Les incendies en Corse sont‐ils vraiment imputables au réchauffement climatique ?

Ce week-end, plusieurs incendies sur l’Île de Beauté ont ravagé près de 1 700 hectares de forêt. Josiane Chevalier, la préfète de Corse, les attribue au réchauffement climatique. Pas si sûr, répondent les scientifiques appellent à relativiser.

« Je crois que le dérèglement climatique est à l’œuvre. On ne s’attend pas à avoir des feux en hiver mais maintenant je crois qu’il faudra s’y habituer », a déclaré la préfète de Corse Josiane Chevalier dimanche lors d’une conférence de presse. Un constat que les scientifiques appellent à relativiser, alors que la Corse est touchée depuis samedi par des incendies qui ont ravagé 1700 hectares.

Il est vrai que les conditions météorologiques ont été particulières en Corse cet hiver, avec peu de précipitations dans les zones touchées, principalement à Calenzana au nord‐ouest de l’île, et à Sampolo, en son centre. « On a un sol très sec, pas de pluie depuis un certain temps et beaucoup de soleil, mais aussi de l’imprudence avec des écobuages [pratique consistant à débroussailler une zone par le feu, ndlr] inappropriés sur toute la Corse », a déploré la préfète. Pour autant, il ne faut pas renverser le problème : les feux d’origine naturelle ne représentent que 10 % des feux de forêt tandis que l’imprudence est à l’origine de 50 % d’entre eux – et la malveillance criminelle 40 %, selon l’organisme Prévention incendie.

Mais l’écobuage a sa part de responsabilité. « Dans les montagnes du Nord‐Ouest de la Corse, ce sont surtout des paysans ou des bergers qui brûlent des surfaces sur lesquelles ils aimeraient bien faire paître leur bétail. Quand le maquis bouche la surface, leurs animaux ne peuvent plus circuler, détaille Nicolas Martin, maître de conférences en climatologie à Nice. Le facteur aggravant pour eux, et qui peut être fatal, c’est le vent », ajoute‐t‐il.

Samedi, 33 départs de feu ont été enregistrés en Haute‐Corse et 15 en Corse‐du‐Sud, favorisés par un vent tourbillonnant violent, avec des pointes jusqu’à 130 km/h. Si les feux de forêt sont dus à des activités humaines, certaines conditions climatiques sont préalables à leur rapide propagation.

Conditions climatiques exceptionnelles mais « naturelles »

Selon Florence Vaysse, ingénieure chez Météo France et responsable de l’assistance aux feux de forêt pour le Sud de la France, « les gens font tout de suite l’amalgame et s’exclament  “Oh c’est déjà l’été !” alors que ces feux en Corse n’ont rien à voir avec des feux d’été ».

Si, en été, le lien entre vagues de chaleur et intensité des feux est avéré, il n’en est rien en hiver, et « les anticipations du GIEC jusqu’à 2100 n’indiquent aucune baisse des précipitations hivernales », rappelle Florence Vaysse. La sécheresse de cet hiver en Corse serait donc plutôt un phénomène climatique naturel, qui fonctionne par cycle, sans aucun lien démontré avec le réchauffement climatique.
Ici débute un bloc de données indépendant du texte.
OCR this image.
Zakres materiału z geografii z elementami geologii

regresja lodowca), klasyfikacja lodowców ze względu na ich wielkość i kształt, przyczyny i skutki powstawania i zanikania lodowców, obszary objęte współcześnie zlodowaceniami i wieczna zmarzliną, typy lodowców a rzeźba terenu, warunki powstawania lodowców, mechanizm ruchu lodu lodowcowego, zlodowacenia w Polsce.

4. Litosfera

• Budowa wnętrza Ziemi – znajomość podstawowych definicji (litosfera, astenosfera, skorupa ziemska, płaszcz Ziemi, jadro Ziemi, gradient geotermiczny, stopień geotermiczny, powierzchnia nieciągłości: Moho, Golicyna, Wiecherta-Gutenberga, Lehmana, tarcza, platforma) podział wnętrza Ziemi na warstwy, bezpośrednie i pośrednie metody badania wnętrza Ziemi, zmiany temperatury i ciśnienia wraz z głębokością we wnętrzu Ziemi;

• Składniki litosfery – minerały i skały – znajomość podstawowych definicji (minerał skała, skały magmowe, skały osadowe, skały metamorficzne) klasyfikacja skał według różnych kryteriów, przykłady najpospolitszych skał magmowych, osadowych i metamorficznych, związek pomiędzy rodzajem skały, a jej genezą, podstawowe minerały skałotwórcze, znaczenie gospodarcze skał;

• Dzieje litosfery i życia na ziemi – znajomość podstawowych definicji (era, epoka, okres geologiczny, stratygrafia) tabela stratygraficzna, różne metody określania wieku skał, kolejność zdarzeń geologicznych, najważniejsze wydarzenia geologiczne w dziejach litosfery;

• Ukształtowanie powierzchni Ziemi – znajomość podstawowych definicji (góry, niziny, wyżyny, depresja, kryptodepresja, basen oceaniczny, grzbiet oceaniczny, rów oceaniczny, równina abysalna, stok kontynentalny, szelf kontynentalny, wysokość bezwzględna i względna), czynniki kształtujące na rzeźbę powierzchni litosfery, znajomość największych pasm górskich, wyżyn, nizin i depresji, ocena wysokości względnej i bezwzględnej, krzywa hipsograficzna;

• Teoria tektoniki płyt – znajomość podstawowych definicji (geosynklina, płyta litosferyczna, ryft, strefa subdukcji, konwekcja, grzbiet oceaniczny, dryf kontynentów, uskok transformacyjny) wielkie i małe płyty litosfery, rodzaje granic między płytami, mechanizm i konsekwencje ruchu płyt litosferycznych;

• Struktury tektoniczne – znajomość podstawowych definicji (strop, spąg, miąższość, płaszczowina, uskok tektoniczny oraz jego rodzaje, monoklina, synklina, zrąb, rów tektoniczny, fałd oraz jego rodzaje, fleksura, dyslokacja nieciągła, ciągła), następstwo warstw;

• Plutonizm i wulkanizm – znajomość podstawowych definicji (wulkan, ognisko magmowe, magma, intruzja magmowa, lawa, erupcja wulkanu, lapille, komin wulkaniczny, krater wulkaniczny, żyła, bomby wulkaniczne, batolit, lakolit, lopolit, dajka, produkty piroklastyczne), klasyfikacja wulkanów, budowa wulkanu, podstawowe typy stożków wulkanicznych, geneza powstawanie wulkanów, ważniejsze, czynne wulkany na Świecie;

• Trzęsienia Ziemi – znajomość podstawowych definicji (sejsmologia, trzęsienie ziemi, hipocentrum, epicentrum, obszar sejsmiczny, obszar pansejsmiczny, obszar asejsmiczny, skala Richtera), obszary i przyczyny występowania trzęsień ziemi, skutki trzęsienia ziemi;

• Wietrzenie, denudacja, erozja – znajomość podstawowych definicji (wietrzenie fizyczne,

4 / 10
D’autant qu’en hiver, la végétation se transforme. Les petits arbustes se mettent « en dormance » et ont moins de sève. En parallèle, les herbacés arrivent en fin de cycle et meurent. On a donc beaucoup de végétation morte ou en dormance, sa teneur en eau devient alors directement liée à l’hydrométrie de l’air. « Ce week‐end, l’hydrométrie a été inférieure à 10 % dans certaines poches montagneuses, ce qui est excessivement sec », indique Florence Vaysse.

Un hiver relativement sec

La faute à qui ? A un phénomène météorologique bien connu, l’effet de Foehn, créé par un vent perpendiculaire à l’axe du relief. « De l’autre côté du relief, la masse d’air est entraînée vers le bas, se réchauffe et donc s’assèche », explique le climatologue Nicolas Martin. Ce week‐end, le vent d’est a favorisé la sécheresse de la partie occidentale de l’Île de Beauté. La Corse, même si elle a connu un été et un automne 2018 normalement pluvieux, connaît un hiver relativement sec, « deux fois inférieur à la normale sur sa façade orientale », selon Florence Vaysse.

Selon Nicolas Martin, « on ne peut pas lier l’aléa météorologique au réchauffement climatique. La climatologie, c’est avant tout des statistiques, et on ne fait pas de stats avec un seul élément ». Souvent, des facteurs imprévisibles viennent compliquer la donne. Ce week‐end en Corse, la zone montagneuse des feux a rendu leur accès difficile aux camions de pompiers, et le fait qu’ils se déclenchent la nuit a empêché l’intervention directe des canadairs, qui ne volent que de jour.